Perhaps the only thing more alarming than the statements made by the frat’s members is the public’s eagerness to condemn those involved

Surely by now you’ve heard the noise about the Delta Kappa Episilon Fraternity and their rape jokes?

In a private, members-only meeting, a small group of young men made inappropriate and offensive jokes that were then leaked.

What happened next has been a display of rightful concern, reasonable outrage, and ridiculous overreaction.

Despite any real evidence being presented (not saying it’s not true, it probably is, I’m simply saying that nothing has been proven) the names of all the boys are being round up, even by national news sources (including The Tab).

Their personal information and private conversation are being screen-shotted and shared.

Even people simply associated with them are being called into question and having to deny any previous relationship.

It would seem the horrible practices of McCarthyism are alive and well in Edinburgh, except instead of communists, they’re targeting and blacklisting anyone that’s ever used the term ‘bro’.

While the comments in question are offensive, nothing has been proven, no crimes have been committed, and the more Edinburgh and its do-gooders call for expulsions and harass the boys online, the less they look like the glittering beacons of justice they think they are, and the more they begin to resemble an online lynch mob, out for blood.

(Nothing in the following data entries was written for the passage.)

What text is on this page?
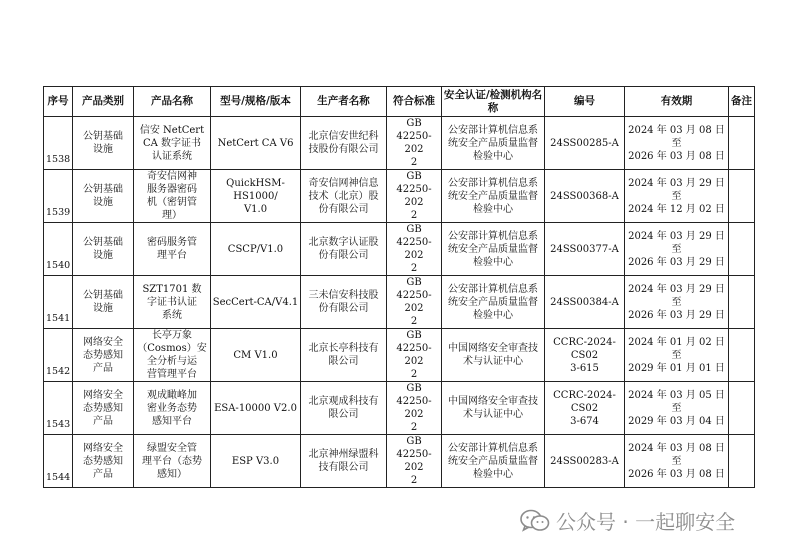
序号	产品类别	产品名称	型号/规格/版本	生产者名称	符合标准	安全认证/检测机构名
称	编号	有效期	备注
1538	公钥基础
设施	信安 NetCert
CA 数字证书
认证系统	NetCert CA V6	北京信安世纪科
技股份有限公司	GB
42250-202
2	公安部计算机信息系
统安全产品质量监督
检验中心	24SS00285-A	2024 年 03 月 08 日至
2026 年 03 月 08 日	
1539	公钥基础
设施	奇安信网神
服务器密码
机（密钥管
理）	QuickHSM-HS1000/
V1.0	奇安信网神信息
技术（北京）股
份有限公司	GB
42250-202
2	公安部计算机信息系
统安全产品质量监督
检验中心	24SS00368-A	2024 年 03 月 29 日至
2024 年 12 月 02 日	
1540	公钥基础
设施	密码服务管
理平台	CSCP/V1.0	北京数字认证股
份有限公司	GB
42250-202
2	公安部计算机信息系
统安全产品质量监督
检验中心	24SS00377-A	2024 年 03 月 29 日至
2026 年 03 月 29 日	
1541	公钥基础
设施	SZT1701 数
字证书认证
系统	SecCert-CA/V4.1	三未信安科技股
份有限公司	GB
42250-202
2	公安部计算机信息系
统安全产品质量监督
检验中心	24SS00384-A	2024 年 03 月 29 日至
2026 年 03 月 29 日	
1542	网络安全
态势感知
产品	长亭万象
（Cosmos）安
全分析与运
营管理平台	CM V1.0	北京长亭科技有
限公司	GB
42250-202
2	中国网络安全审查技
术与认证中心	CCRC-2024-CS02
3-615	2024 年 01 月 02 日至
2029 年 01 月 01 日	
1543	网络安全
态势感知
产品	观成瞰峰加
密业务态势
感知平台	ESA-10000 V2.0	北京观成科技有
限公司	GB
42250-202
2	中国网络安全审查技
术与认证中心	CCRC-2024-CS02
3-674	2024 年 03 月 05 日至
2029 年 03 月 04 日	
1544	网络安全
态势感知
产品	绿盟安全管
理平台（态势
感知）	ESP V3.0	北京神州绿盟科
技有限公司	GB
42250-202
2	公安部计算机信息系
统安全产品质量监督
检验中心	24SS00283-A	2024 年 03 月 08 日至
2026 年 03 月 08 日	
公众号 · 一起聊安全
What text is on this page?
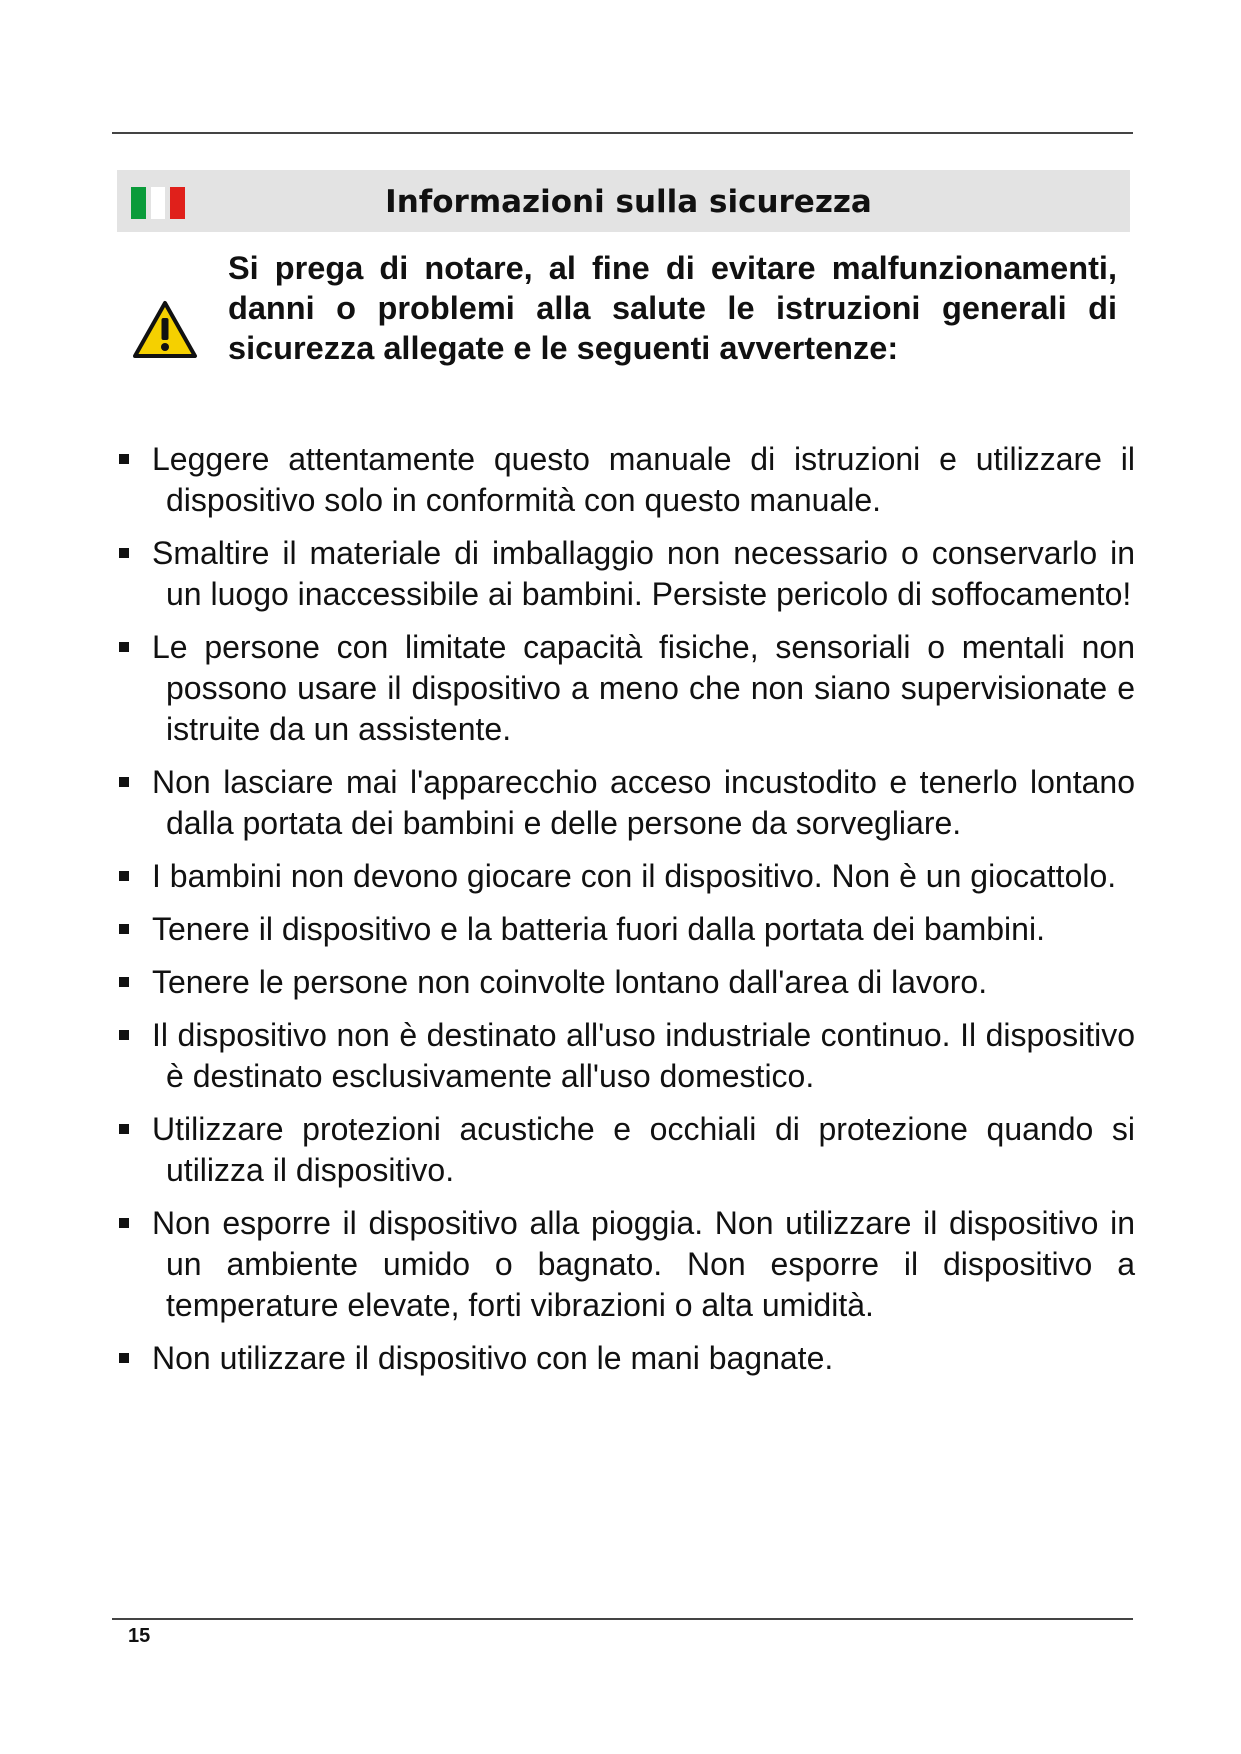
Informazioni sulla sicurezza
Si prega di notare, al fine di evitare malfunzionamenti, danni o problemi alla salute le istruzioni generali di sicurezza allegate e le seguenti avvertenze:
Leggere attentamente questo manuale di istruzioni e utilizzare il dispositivo solo in conformità con questo manuale.
Smaltire il materiale di imballaggio non necessario o conservarlo in un luogo inaccessibile ai bambini. Persiste pericolo di soffocamento!
Le persone con limitate capacità fisiche, sensoriali o mentali non possono usare il dispositivo a meno che non siano supervisionate e istruite da un assistente.
Non lasciare mai l'apparecchio acceso incustodito e tenerlo lontano dalla portata dei bambini e delle persone da sorvegliare.
I bambini non devono giocare con il dispositivo. Non è un giocattolo.
Tenere il dispositivo e la batteria fuori dalla portata dei bambini.
Tenere le persone non coinvolte lontano dall'area di lavoro.
Il dispositivo non è destinato all'uso industriale continuo. Il dispositivo è destinato esclusivamente all'uso domestico.
Utilizzare protezioni acustiche e occhiali di protezione quando si utilizza il dispositivo.
Non esporre il dispositivo alla pioggia. Non utilizzare il dispositivo in un ambiente umido o bagnato. Non esporre il dispositivo a temperature elevate, forti vibrazioni o alta umidità.
Non utilizzare il dispositivo con le mani bagnate.
15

The frat members have been harassed to the point of needing to close their Twitter and Facebook accounts.

They fear for their livelihoods and their careers, with some lynch mob participants looking to hurt future job prospects, while other participants revel in the thought.

I understand that what they said was offensive, and the more I think about it, the worse their comments get, but what I’ve seen since is sickening in another way.

I was against the frat to begin with, and if they dissolve into oblivion, I won’t shed a tear.

But if this practice of online witch trials becomes the norm, of condemn and permanently scar first, ask questions later, we will all be worse off in the long run.

Without any court or trial, the lynch mob hands out its own perverse version of justice to those that offend them, frothing at the mouth for their next victim.

No matter what you think, it is not fair. It is not justice. It is not a case of “well, they got what was coming to them”.

In the past, even on the occasion the person being lynched was entirely guilty, it was still the entirely wrong way to deal with the situation, and those taking part in this current lynching should be absolutely ashamed of themselves for deteriorating to such lawlessness.



I understand that, though the supposed comments and jokes were made in private, they were nevertheless offensive, disgusting at times.

The fact they were made at an official meeting for the frat is cause for more concern, and the cavalier attitude towards such a serious issue as sexual assault, where just recently there was a horrifying attack in the Meadows, is a rightful cause for outrage.

But this situation has highlighted another disturbing trend, and unlike the original alleged comments made by the frat members, this emerging practice of online lynch mobs and social media witch trials, is no joke.